Le Jura Agricole et Rural
Des besoins… à l'acte d'embaucher
La problématique main d'œuvre en agriculture
Jura agricole et rural
Publié le:  01 mai 2007
Page 12 

La faible prévision d’embauches exprimée par la plupart des exploitants agricoles français résulte de causes multiples. Une sorte de parcours d’obstacles vécu au quotidien, témoigne Jean-Baptiste Mondou, chef d’une entreprise des paysagistes et pépinières dans l’Albanais (Haute-Savoie).

Président directeur général de la SA « Les Pépinières de l’Albanais », installé à Vallières (Haute-Savoie), Jean-Baptiste Mondou emploie trente-cinq salariés en CDI pour assurer la double activité de sa société, de paysagisme et de pépinières. Les difficultés de recruter, il y est confronté tant pour des postes permanents que saisonniers.

« Le recrutement de personnels permanents qualifiés est pour moi très compliqué, explique-t-il. Il est très difficile en particulier de trouver des gens pour travailler en pépinières ». Les raisons : « c’est un métier complet, à la fois de production agricole, donc physiquement dur et techniquement pointu. Il souffre, à tort, d’une image dévalorisée dans l’opinion générale, a contrario de celui de paysagiste qui bénéficie d’une bonne notoriété. Le contexte de concurrence des jardineries qui captent directement les jeunes pépiniéristes sortant de formation et qui attirent les autres ajoute encore à la difficulté de recruter. Le dernier pépiniériste que j’ai embauché était auparavant cuisinier. Il a réussi sa reconversion car il avait la motivation et la passion, critères déterminants. Nous l’avons formé dans l’entreprise avec succès ». Pouvoir recruter, et a fortiori sur qualification, est donc loin d’être toujours possible. Pour tenter de juguler le manque de main-d’œuvre, des outils de communication ont été activés. La profession de Jean-Baptiste Mondou l’a fait, avec des actions de recrutement selon le slogan « Métiers florissants cherchent jeunes pousses ».

Pour l’emploi saisonnier, les obstacles ne manquent pas non plus. « Le logement et les loyers très élevés dans notre région sont les principales difficultés que je rencontre, poursuit Jean-Baptiste Mondou.

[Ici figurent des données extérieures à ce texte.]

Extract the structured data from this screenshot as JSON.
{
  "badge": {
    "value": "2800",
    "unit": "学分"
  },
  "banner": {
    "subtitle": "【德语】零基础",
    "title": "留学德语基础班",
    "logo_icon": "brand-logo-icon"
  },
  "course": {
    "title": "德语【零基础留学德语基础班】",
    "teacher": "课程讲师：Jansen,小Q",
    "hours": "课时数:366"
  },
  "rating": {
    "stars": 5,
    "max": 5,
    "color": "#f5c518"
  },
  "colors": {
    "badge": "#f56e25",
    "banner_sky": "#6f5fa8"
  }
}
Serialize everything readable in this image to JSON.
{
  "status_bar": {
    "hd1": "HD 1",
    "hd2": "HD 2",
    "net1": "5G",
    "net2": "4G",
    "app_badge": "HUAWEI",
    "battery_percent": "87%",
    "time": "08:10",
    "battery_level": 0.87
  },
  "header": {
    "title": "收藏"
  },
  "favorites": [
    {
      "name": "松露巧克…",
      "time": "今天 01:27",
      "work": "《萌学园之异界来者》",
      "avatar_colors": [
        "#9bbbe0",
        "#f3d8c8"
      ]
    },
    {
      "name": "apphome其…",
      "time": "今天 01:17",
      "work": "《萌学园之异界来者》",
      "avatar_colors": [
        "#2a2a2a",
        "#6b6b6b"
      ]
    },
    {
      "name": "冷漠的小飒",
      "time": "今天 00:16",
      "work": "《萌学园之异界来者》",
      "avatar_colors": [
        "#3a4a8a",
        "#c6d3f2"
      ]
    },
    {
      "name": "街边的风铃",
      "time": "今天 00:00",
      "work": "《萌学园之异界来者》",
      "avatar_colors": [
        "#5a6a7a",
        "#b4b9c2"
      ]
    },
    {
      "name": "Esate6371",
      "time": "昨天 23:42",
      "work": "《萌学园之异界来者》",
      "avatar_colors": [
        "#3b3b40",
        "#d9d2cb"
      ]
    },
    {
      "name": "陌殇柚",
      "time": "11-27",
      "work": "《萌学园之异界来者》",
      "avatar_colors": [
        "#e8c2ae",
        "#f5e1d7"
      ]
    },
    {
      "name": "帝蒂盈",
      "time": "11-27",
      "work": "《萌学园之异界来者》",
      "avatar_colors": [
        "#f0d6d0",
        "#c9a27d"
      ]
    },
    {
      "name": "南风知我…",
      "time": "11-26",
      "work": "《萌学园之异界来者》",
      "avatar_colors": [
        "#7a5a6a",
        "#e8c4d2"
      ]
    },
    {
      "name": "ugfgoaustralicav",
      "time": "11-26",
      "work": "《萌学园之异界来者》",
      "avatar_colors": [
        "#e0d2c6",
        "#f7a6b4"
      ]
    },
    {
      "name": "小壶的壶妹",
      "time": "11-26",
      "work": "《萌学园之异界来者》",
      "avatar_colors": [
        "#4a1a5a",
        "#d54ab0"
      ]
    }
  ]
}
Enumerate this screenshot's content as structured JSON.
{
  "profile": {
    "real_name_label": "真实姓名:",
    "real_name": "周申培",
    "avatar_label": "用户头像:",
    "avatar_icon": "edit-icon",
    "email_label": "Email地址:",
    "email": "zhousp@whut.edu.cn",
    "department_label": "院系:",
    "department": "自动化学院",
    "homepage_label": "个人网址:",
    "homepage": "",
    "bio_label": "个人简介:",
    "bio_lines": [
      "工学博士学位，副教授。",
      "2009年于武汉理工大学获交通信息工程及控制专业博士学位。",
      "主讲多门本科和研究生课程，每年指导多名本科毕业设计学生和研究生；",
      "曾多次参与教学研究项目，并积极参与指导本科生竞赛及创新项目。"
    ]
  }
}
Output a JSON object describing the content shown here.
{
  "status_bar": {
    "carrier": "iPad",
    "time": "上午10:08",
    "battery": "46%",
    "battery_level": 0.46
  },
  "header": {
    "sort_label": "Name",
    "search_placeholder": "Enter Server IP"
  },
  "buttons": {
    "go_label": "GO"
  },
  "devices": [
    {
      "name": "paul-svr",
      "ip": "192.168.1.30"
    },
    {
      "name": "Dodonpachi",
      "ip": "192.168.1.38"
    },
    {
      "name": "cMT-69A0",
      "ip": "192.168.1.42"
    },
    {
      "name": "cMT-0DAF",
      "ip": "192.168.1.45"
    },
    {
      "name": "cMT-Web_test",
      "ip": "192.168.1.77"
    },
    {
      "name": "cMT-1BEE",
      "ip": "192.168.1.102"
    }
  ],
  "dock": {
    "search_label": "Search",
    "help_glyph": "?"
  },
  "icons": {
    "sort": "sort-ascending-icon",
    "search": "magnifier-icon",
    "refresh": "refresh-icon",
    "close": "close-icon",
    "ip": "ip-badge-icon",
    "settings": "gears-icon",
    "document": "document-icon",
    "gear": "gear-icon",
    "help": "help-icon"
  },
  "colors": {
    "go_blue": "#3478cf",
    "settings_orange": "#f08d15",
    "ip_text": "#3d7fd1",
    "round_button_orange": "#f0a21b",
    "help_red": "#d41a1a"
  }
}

Lorsqu’un saisonnier doit louer un logement sur une période de trois, quatre mois selon ces tarifs, financièrement, ça ne peut pas jouer ». Les pépiniéristes et les horticulteurs des deux Savoie ont tenté de répondre à ce problème général de recrutement en éditant une plaquette diffusée auprès des CIO et des ANPE . Le document identifie les postes de travail, récapitule les adresses des exploitations et la période où elles embauchent. Un outil concret qui, s’il ne fait tout, a au moins le mérite de renforcer la connexion entre besoins d’embauche et main-d’œuvre potentielle au niveau local.

Conforter une dynamique d’entreprise

Selon Jean-Baptiste Mondou, d’autres paramètres pèsent lourd dans la balance et en défaveur de la dynamique de l’emploi. « La grosse difficulté des pépiniéristes français est le coût du travail qui, dans notre métier, est essentiellement de la main-d’œuvre. Or nous sommes aux prises avec une concurrence qui déferle sur l’Europe, avec les Hollandais, les Allemands, les Italiens en chefs de file. Mais nous ne sommes pas engagés dans la bataille à armes égales. Le coût du travail n’est pas harmonisé en Europe. Il le faudrait. C’est ce que réclament les travailleurs européens depuis des années : ne pas tirer vers le bas le fruit des conquêtes socio-économiques mais au contraire établir des règles communes ou des règles de compensation au niveau européen ».